Un assaggio – Sono stata felice. Profondamente felice. Più felice di quanto non lo sia mai stata con qualcuno. Mi è piaciuto vivere con te, fare l’amore con te, fare colazione con te la mattina. Ma non mi sono mai sentita sicura. Eri orgoglioso di me e nello stesso tempo ti vergognavi un po’. Come se non fossi degna di te, come se fossi solo una piacevole tappa della tua vita in attesa di incontrare la donna davvero giusta. Da un momento all’altro, perché avevo detto qualcosa che ti sembrava volgare o perché avevo chiamato una persona con uno di quei soprannomi che ti irritano tanto, il tuo volto innamorato poteva trasformarsi in un volto duro e distante, un volto da nemico. (…) Ho pensato che fossi troppo sicuro del mio amore per te, troppo sicuro che se uno di noi avesse lasciato l’altro, saresti stato tu. Ce l’ho avuta con te, per questo terribilmente. Poi ci sono stati i tuoi viaggi in Russia. All’inizio ho sognato che mi avresti proposto di accompagnarti, per lo meno di raggiungerti per una settimana, di condividere quello che mi dicevi essere talmente importante per te.. Sono certa che non ci hai mai nemmeno pensato.

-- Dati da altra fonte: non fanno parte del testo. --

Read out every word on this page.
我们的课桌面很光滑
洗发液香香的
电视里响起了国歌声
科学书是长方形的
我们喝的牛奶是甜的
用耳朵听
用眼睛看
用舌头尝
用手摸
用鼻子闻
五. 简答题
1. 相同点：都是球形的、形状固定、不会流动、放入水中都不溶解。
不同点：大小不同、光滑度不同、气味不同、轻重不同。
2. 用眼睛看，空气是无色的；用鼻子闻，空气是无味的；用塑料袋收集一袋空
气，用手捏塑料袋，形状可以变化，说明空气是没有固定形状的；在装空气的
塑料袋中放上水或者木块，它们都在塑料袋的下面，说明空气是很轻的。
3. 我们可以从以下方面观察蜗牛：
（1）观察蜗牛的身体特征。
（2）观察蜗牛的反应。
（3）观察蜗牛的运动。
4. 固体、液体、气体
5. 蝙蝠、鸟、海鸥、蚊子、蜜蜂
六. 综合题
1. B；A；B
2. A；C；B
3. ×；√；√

Leggerlo perché – Di Carrère ho letto tutto ma questo, forse il peggiore dei suoi lavori, è lo scritto che ho amato di più. Imperfetto, divorato stilisticamente dalla fretta di raccontare se stesso dopo aver dedicato gli anni precedenti a raccogliere il materiale per L’avversario e poi alla sua stesura, dai pesi narrativi completamente sbilanciati, eppure magnifico nella materia, nella trama dei destini passati e presenti domati e forgiati dalla potenza creatrice dell’immaginazione. Due anni di vita rocamboleschi che vedono un Carrère ‘archeologo’ alle prese con un reportage famigliare, di recupero di una storia di legami, che cammina parallelamente con un Emmanuel uomo, innamorato di una donna, Sophie, che fugge dalla carta, salta fuori dall’inchiostro, e scrive nella vita vera una trama che ogni lettore di romanzi odierebbe. Una storia senza lieto fine. Una storia di quelle vere, che accadono, che vorremmo si limitassero a essere senza turbare le pagine, senza turbare i nostri sogni. Una storia di quelle che chiunque, soprattutto uno scrittore, vorrebbe scrivere mai, una storia che non si incastra, i conti che non tornano: una donna che ti ha invaso l’anima, il cuore e che poi devi lasciare andare perché non l’hai saputa amare, trattenere: “Se è proibito raccontare una cosa, capisci anche tu che fatalmente c’è solo quella che si possa e si debba raccontare.” Credetemi, il peggiore dei romanzi di Carrère è un vero capolavoro.